The utilities stock is currently paying out a dividend yield of 5.37% per annum.
Of course, the market has already been rather fond of such infrastructure-related assets over the past year or so.
But the APA share price still seems to be cheap, sinking 13.4% over the past 12 months.
"APA is trading ~25% below its 12-month high with weak momentum," said the Market Matters analysts.
"We suspect the current lack of interest is for a few reasons."
Back to the future
Stocks like APA had already risen immensely during the zero-interest rate era that only ended a year ago.
"When interest rates (and bond yields) were at rock bottom, fixed income was very unattractive… meaning that investors were forced into equities," read the memo.
"'Bond-like' equities such as APA benefitted the most and their share prices rallied strongly."
With rates now higher and arguably in a more "normal" range, fixed income is back in favour.
"This reduces the appeal of stocks like APA, which should theoretically trade back to more normal pricing metrics."
The Market Matters team calculates the fair value for APA Group shares based on its dividend yield above 10-year bonds.
Market consensus is a forecast of 58.5 cents dividend for the 2024 financial year.
"Using FY24 assumptions, that puts APA on a yield of 5.82% (unfranked) versus the 3.65% 10-year yield — a spread of 2.17%," read the memo.
"[This] is still below its historical premium of ~2.8%, but well above the ~1% premium where it recently traded."
Given all this, the team is very close to buying APA Group shares now.
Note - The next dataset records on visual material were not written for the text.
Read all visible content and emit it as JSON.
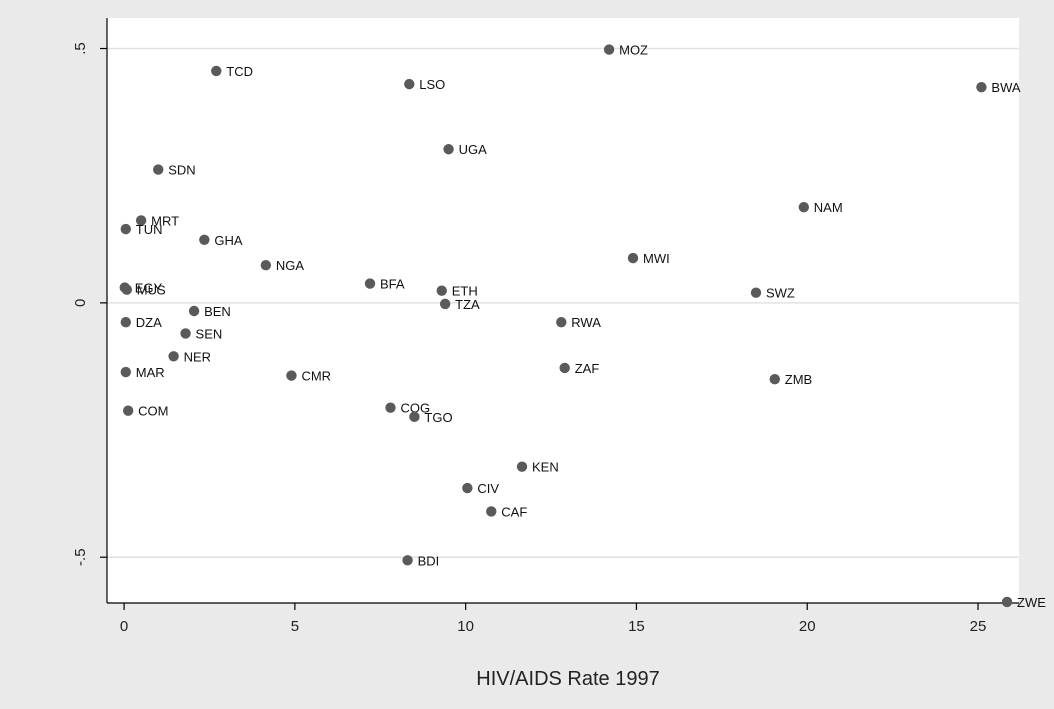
{
  "chart_data": {
    "type": "scatter",
    "title": "",
    "xlabel": "HIV/AIDS Rate 1997",
    "ylabel": "",
    "xlim": [
      -0.5,
      26.2
    ],
    "ylim": [
      -0.59,
      0.56
    ],
    "xticks": [
      0,
      5,
      10,
      15,
      20,
      25
    ],
    "xtick_labels": [
      "0",
      "5",
      "10",
      "15",
      "20",
      "25"
    ],
    "yticks": [
      -0.5,
      0,
      0.5
    ],
    "ytick_labels": [
      "-.5",
      "0",
      ".5"
    ],
    "grid": true,
    "legend": "none",
    "colors": {
      "marker": "#5a5a5a",
      "gridline": "#e2e2e2",
      "plot_bg": "#ffffff",
      "outer_bg": "#eaeaea"
    },
    "points": [
      {
        "label": "MOZ",
        "x": 14.2,
        "y": 0.498
      },
      {
        "label": "TCD",
        "x": 2.7,
        "y": 0.456
      },
      {
        "label": "LSO",
        "x": 8.35,
        "y": 0.43
      },
      {
        "label": "BWA",
        "x": 25.1,
        "y": 0.424
      },
      {
        "label": "UGA",
        "x": 9.5,
        "y": 0.302
      },
      {
        "label": "SDN",
        "x": 1.0,
        "y": 0.262
      },
      {
        "label": "NAM",
        "x": 19.9,
        "y": 0.188
      },
      {
        "label": "MRT",
        "x": 0.5,
        "y": 0.162
      },
      {
        "label": "TUN",
        "x": 0.05,
        "y": 0.145
      },
      {
        "label": "GHA",
        "x": 2.35,
        "y": 0.124
      },
      {
        "label": "MWI",
        "x": 14.9,
        "y": 0.088
      },
      {
        "label": "NGA",
        "x": 4.15,
        "y": 0.074
      },
      {
        "label": "BFA",
        "x": 7.2,
        "y": 0.038
      },
      {
        "label": "EGY",
        "x": 0.02,
        "y": 0.03
      },
      {
        "label": "MUS",
        "x": 0.08,
        "y": 0.026
      },
      {
        "label": "ETH",
        "x": 9.3,
        "y": 0.024
      },
      {
        "label": "SWZ",
        "x": 18.5,
        "y": 0.02
      },
      {
        "label": "TZA",
        "x": 9.4,
        "y": -0.002
      },
      {
        "label": "BEN",
        "x": 2.05,
        "y": -0.016
      },
      {
        "label": "DZA",
        "x": 0.05,
        "y": -0.038
      },
      {
        "label": "RWA",
        "x": 12.8,
        "y": -0.038
      },
      {
        "label": "SEN",
        "x": 1.8,
        "y": -0.06
      },
      {
        "label": "NER",
        "x": 1.45,
        "y": -0.105
      },
      {
        "label": "ZAF",
        "x": 12.9,
        "y": -0.128
      },
      {
        "label": "MAR",
        "x": 0.05,
        "y": -0.136
      },
      {
        "label": "CMR",
        "x": 4.9,
        "y": -0.143
      },
      {
        "label": "ZMB",
        "x": 19.05,
        "y": -0.15
      },
      {
        "label": "COG",
        "x": 7.8,
        "y": -0.206
      },
      {
        "label": "COM",
        "x": 0.12,
        "y": -0.212
      },
      {
        "label": "TGO",
        "x": 8.5,
        "y": -0.224
      },
      {
        "label": "KEN",
        "x": 11.65,
        "y": -0.322
      },
      {
        "label": "CIV",
        "x": 10.05,
        "y": -0.364
      },
      {
        "label": "CAF",
        "x": 10.75,
        "y": -0.41
      },
      {
        "label": "BDI",
        "x": 8.3,
        "y": -0.506
      },
      {
        "label": "ZWE",
        "x": 25.85,
        "y": -0.588
      }
    ]
  }
}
"We intend to buy APA Group on a move below $10."
APA shares closed Wednesday at $10.07.
The Motley Fool's Tristan Harrison is also a fan of the dividend stock.
"A large majority of the ASX 300 share's revenue is indexed to inflation, so APA is seeing revenue growth thanks to stronger inflation while boosting earnings and cash flow," he said last week.
"It has used the growing profit to pay a distribution which has increased every year for almost 20 years."